My mother-in-law is coming for a visit. She is coming to watch Bryce play football on Friday night, but will be here Thursday through Sunday. This means I must spend today, not writing, not eating bon-bons and sipping coffee, but cleaning our whole house. Of course, if I did a better job of this on a daily basis, the prospect wouldn't be so daunting, but gosh how I hate cleaning the house.
I can remember a time when I enjoyed the feeling of accomplishment when something went from dirty to clean. I remember visiting my husband's younger brother, Rob, and spending a good twenty minutes cleaning his coffee maker because it was just too dirty for me to look at. Of course, this gave my husband the impression that I was a keeper.
Somehow, that feeling of accomplishment never comes anymore. The cleaning is just something that has to be done and is then destroyed before it can even be appreciated. Plus, who really appreciates it, besides my husband? My sons are perfectly happy to live with the clutter, toys and books strewn around them. When it gets to me, I pick up. But, when I HAVE to clean the house, it feels like such pointless work to me.
Granted, one must remember that I am living in a house which belongs to my mother-in-law. Thus, when she visits, she is perfectly entitled to expect that it is being cared for in a much more effective way than I usually muster. She is quite vocal about the fact that we have "too many things." So, when she comes, I have to scramble to find a place to hide those numerous things. Then, after hiding them, I forget where I put them. So when that important paper for school (right now it is the annoying one-time-fundraiser form for PTA where they are expecting every student to send in at least 15 different addresses to as many different states as possible to send a walk-a-thon form to - this is another rant, in and of itself, because the person on the receiving end gets absolutely nothing for their involvement and yet our PTA has pinned all of its hopes on this one fund-raiser for the year, even making you feel guilty because each fund-raising packet cost the school $1.50 - and I hate the idea of petitioning my friends and relatives to give money to a cause they feel no sense of connection to. And this is only the beginning, because Trevor just joined the Cub Scouts. Ay-yi-yi!) is due to be turned in, I will be at a total loss as to where I hid the stack of papers it was once in. If I could keep my stack, I'd know exactly where things were.
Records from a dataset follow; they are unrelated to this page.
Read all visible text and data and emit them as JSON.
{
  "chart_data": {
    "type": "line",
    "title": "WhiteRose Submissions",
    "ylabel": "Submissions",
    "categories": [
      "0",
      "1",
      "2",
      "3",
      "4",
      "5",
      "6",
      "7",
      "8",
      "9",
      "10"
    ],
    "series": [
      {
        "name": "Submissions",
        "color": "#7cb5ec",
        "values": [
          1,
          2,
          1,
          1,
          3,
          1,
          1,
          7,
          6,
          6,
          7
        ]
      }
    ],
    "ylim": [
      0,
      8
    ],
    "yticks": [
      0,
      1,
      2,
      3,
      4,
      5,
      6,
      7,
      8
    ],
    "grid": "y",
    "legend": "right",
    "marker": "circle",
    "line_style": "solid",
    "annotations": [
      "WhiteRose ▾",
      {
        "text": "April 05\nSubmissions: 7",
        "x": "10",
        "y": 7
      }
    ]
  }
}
Alas, this problem is not going to go away. I must face it head-on. I must stop my blog-whining and get down to work this morning. Who knows? Maybe I'll be able to keep it looking spiffy for the three hours between when my kids get home from school and when my hubby gets home from work, so at least he'll be impressed, even if my mother-in-law isn't. And hey, at least I no longer have a dog underfoot. That eliminates the endless problem of dog-hairs! So things aren't really as bad as they seem, are they?